En fait j'avais connu cette belle histoire en premier lieu par le cinéma en 1958 en allant voir le film de John Huston avec Trevor Howard dans le rôle de Morel. Mon amour de l'Afrique a sans doute commencé ce jour là.
Prix Goncourt 1956, ce fabuleux et riche roman est sans doute le premier roman de type écologique. Écologique seulement : non ! Ce serait un raccourci réducteur. Brièvement, l'histoire est celle d'un homme, Morel, qui veut faire cesser en Afrique l'extermination des éléphants, l'image même de la liberté.
Citation : « "Quand vous n'en pouvez plus, faites comme moi : pensez à des troupeaux d'éléphants en liberté en train de courir à travers l'Afrique, des centaines et des centaines de bêtes magnifiques auxquelles rien en résiste, pas un mur, pas un barbelé, qui foncent à travers les grands espaces ouverts et qui cassent tout sur leur passage, qui renversent tout, tant qu'ils sont vivants, rien ne peut les arrêter - la liberté, quoi! Et même quand ils ne sont plus vivants, peut-être qu'ils continuent à courir ailleurs, qui sait, tout aussi librement. Donc, quand vous commencez à souffrir de claustrophobie. des barbelés, du béton armé, du matérialisme intégral, imaginez ça, des troupeaux d'éléphants, en pleine liberté, suivez-les du regard, accrochez-vous à eux, dans leur course, vous verrez, ça ira tout de suite mieux..."

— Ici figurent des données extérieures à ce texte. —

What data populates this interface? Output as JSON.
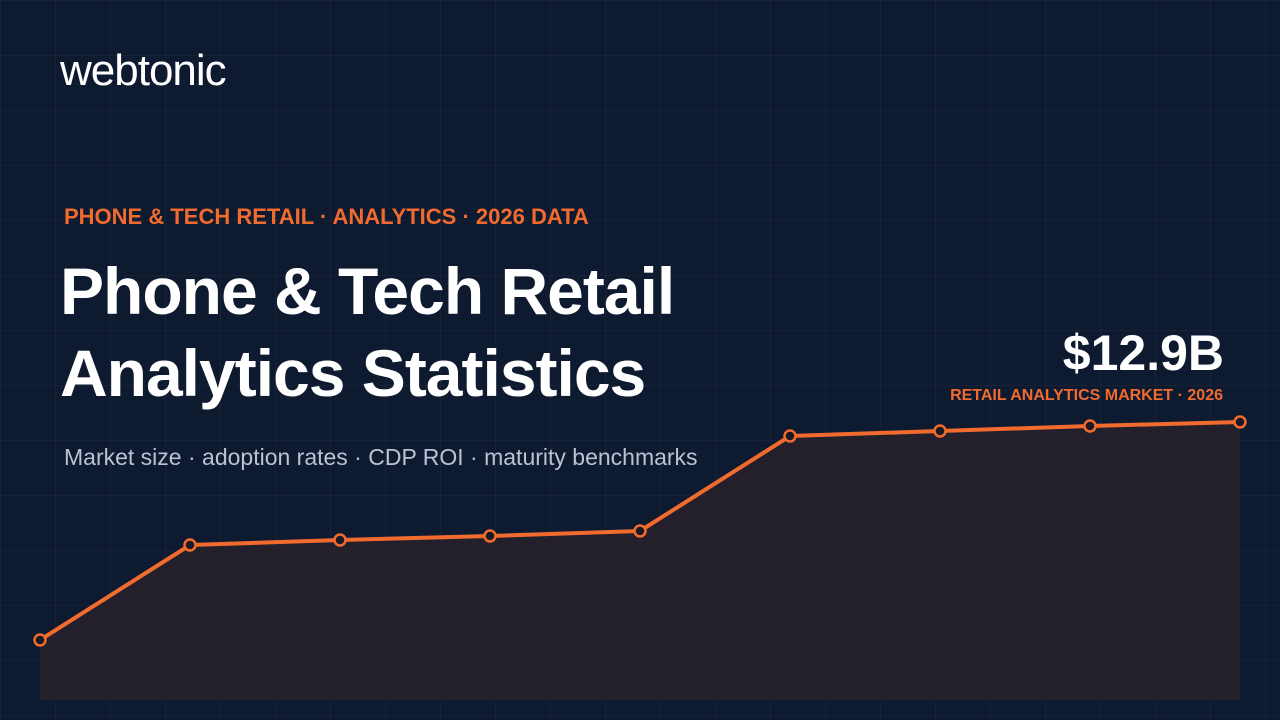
{
  "logo": "webtonic",
  "eyebrow": "PHONE & TECH RETAIL · ANALYTICS · 2026 DATA",
  "title": [
    "Phone & Tech Retail",
    "Analytics Statistics"
  ],
  "stat": {
    "value": "$12.9B",
    "label": "RETAIL ANALYTICS MARKET · 2026"
  },
  "subtitle": "Market size · adoption rates · CDP ROI · maturity benchmarks"
}
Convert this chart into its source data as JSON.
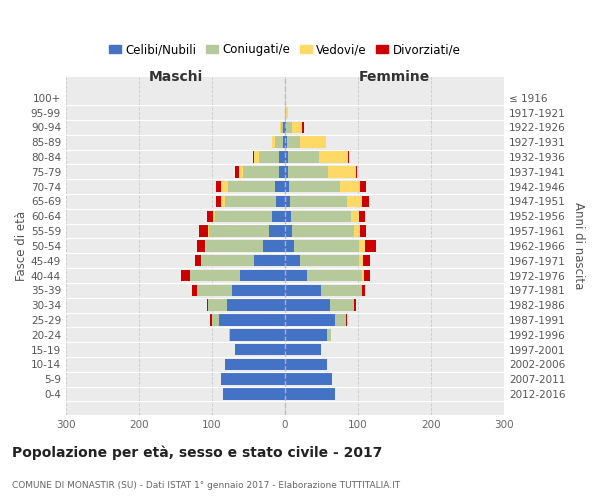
{
  "age_groups": [
    "0-4",
    "5-9",
    "10-14",
    "15-19",
    "20-24",
    "25-29",
    "30-34",
    "35-39",
    "40-44",
    "45-49",
    "50-54",
    "55-59",
    "60-64",
    "65-69",
    "70-74",
    "75-79",
    "80-84",
    "85-89",
    "90-94",
    "95-99",
    "100+"
  ],
  "birth_years": [
    "2012-2016",
    "2007-2011",
    "2002-2006",
    "1997-2001",
    "1992-1996",
    "1987-1991",
    "1982-1986",
    "1977-1981",
    "1972-1976",
    "1967-1971",
    "1962-1966",
    "1957-1961",
    "1952-1956",
    "1947-1951",
    "1942-1946",
    "1937-1941",
    "1932-1936",
    "1927-1931",
    "1922-1926",
    "1917-1921",
    "≤ 1916"
  ],
  "colors": {
    "celibe": "#4472C4",
    "coniugato": "#B5C99A",
    "vedovo": "#FFD966",
    "divorziato": "#CC0000"
  },
  "maschi_celibe": [
    85,
    88,
    82,
    68,
    75,
    90,
    80,
    73,
    62,
    42,
    30,
    22,
    18,
    12,
    13,
    8,
    8,
    3,
    2,
    0,
    0
  ],
  "maschi_coniugato": [
    0,
    0,
    0,
    0,
    2,
    10,
    25,
    48,
    68,
    72,
    78,
    82,
    78,
    70,
    65,
    50,
    28,
    10,
    3,
    0,
    0
  ],
  "maschi_vedovo": [
    0,
    0,
    0,
    0,
    0,
    0,
    0,
    0,
    0,
    1,
    2,
    2,
    3,
    5,
    10,
    5,
    6,
    5,
    2,
    0,
    0
  ],
  "maschi_divorziato": [
    0,
    0,
    0,
    0,
    0,
    2,
    2,
    6,
    12,
    8,
    10,
    12,
    8,
    8,
    6,
    6,
    2,
    0,
    0,
    0,
    0
  ],
  "femmine_celibe": [
    68,
    65,
    58,
    50,
    58,
    68,
    62,
    50,
    30,
    20,
    12,
    10,
    8,
    7,
    5,
    4,
    4,
    3,
    2,
    0,
    0
  ],
  "femmine_coniugato": [
    0,
    0,
    0,
    0,
    5,
    15,
    32,
    55,
    75,
    82,
    90,
    85,
    82,
    78,
    70,
    55,
    42,
    18,
    8,
    2,
    0
  ],
  "femmine_vedovo": [
    0,
    0,
    0,
    0,
    0,
    0,
    0,
    0,
    3,
    5,
    8,
    8,
    12,
    20,
    28,
    38,
    40,
    35,
    14,
    2,
    0
  ],
  "femmine_divorziato": [
    0,
    0,
    0,
    0,
    0,
    2,
    3,
    5,
    8,
    10,
    15,
    8,
    8,
    10,
    8,
    2,
    2,
    0,
    2,
    0,
    0
  ],
  "title": "Popolazione per età, sesso e stato civile - 2017",
  "subtitle": "COMUNE DI MONASTIR (SU) - Dati ISTAT 1° gennaio 2017 - Elaborazione TUTTITALIA.IT",
  "xlabel_left": "Maschi",
  "xlabel_right": "Femmine",
  "ylabel_left": "Fasce di età",
  "ylabel_right": "Anni di nascita",
  "legend_labels": [
    "Celibi/Nubili",
    "Coniugati/e",
    "Vedovi/e",
    "Divorziati/e"
  ],
  "bg_color": "#EBEBEB",
  "grid_color": "#CCCCCC",
  "xlim": 300
}
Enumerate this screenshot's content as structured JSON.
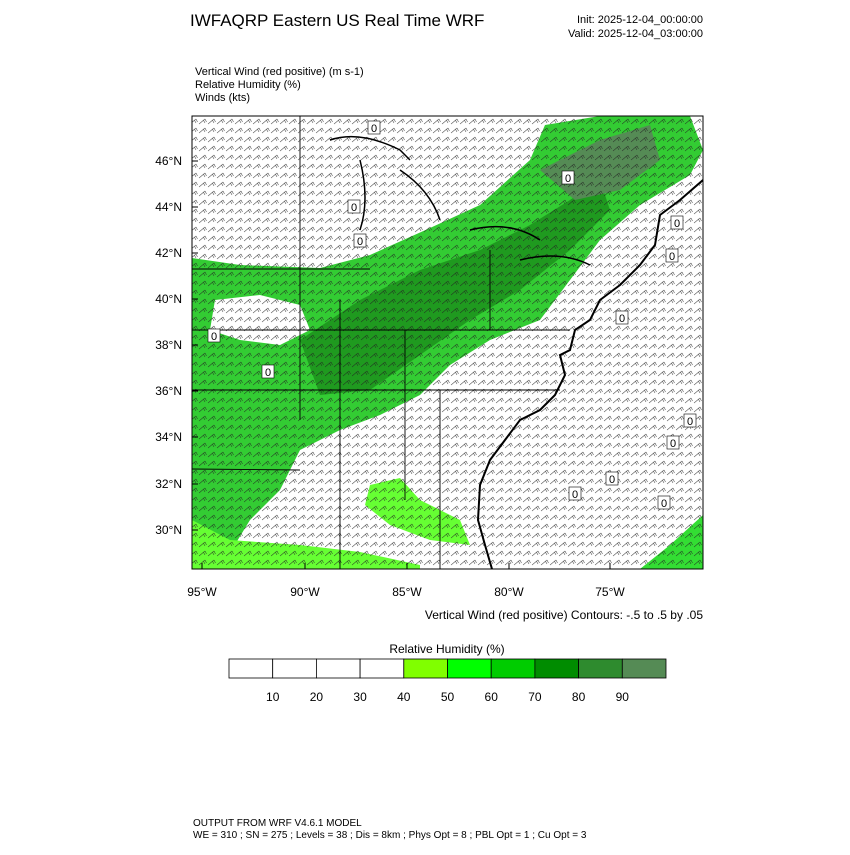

Par ailleurs sont mis en évidence en filigrane les premiers frémissements de l'idée d'indépendance parmi les populations locales. le personnage de Waïtiri, comme le dit très bien un lecteur préfigure bien les chefs d'état africains à venir. Morel, un personnage noble, hors du commun, haut en couleur, est parfaitement campé par Romain Gary pour en faire un homme sympathique et intéressant. Morel, l'indomptable, prêt à tout en distribuant initialement des pétitions puis se livrant à des actions plus musclées et parfois comiques contre les chasseurs. Misanthrope apparemment, il se bat pour la liberté et pour l'honneur de l'humanité. Par sa force d'âme et son caractère entier, il force le respect. Soutenu par Minna, orpheline allemande, ancienne prostituée, il va sillonner les savanes avec passion et détermination. Exalté, solitaire, obstiné, idéaliste et ayant une foi inextinguible en sa démarche, Morel s'interroge sur l'impact des humains sur la planète.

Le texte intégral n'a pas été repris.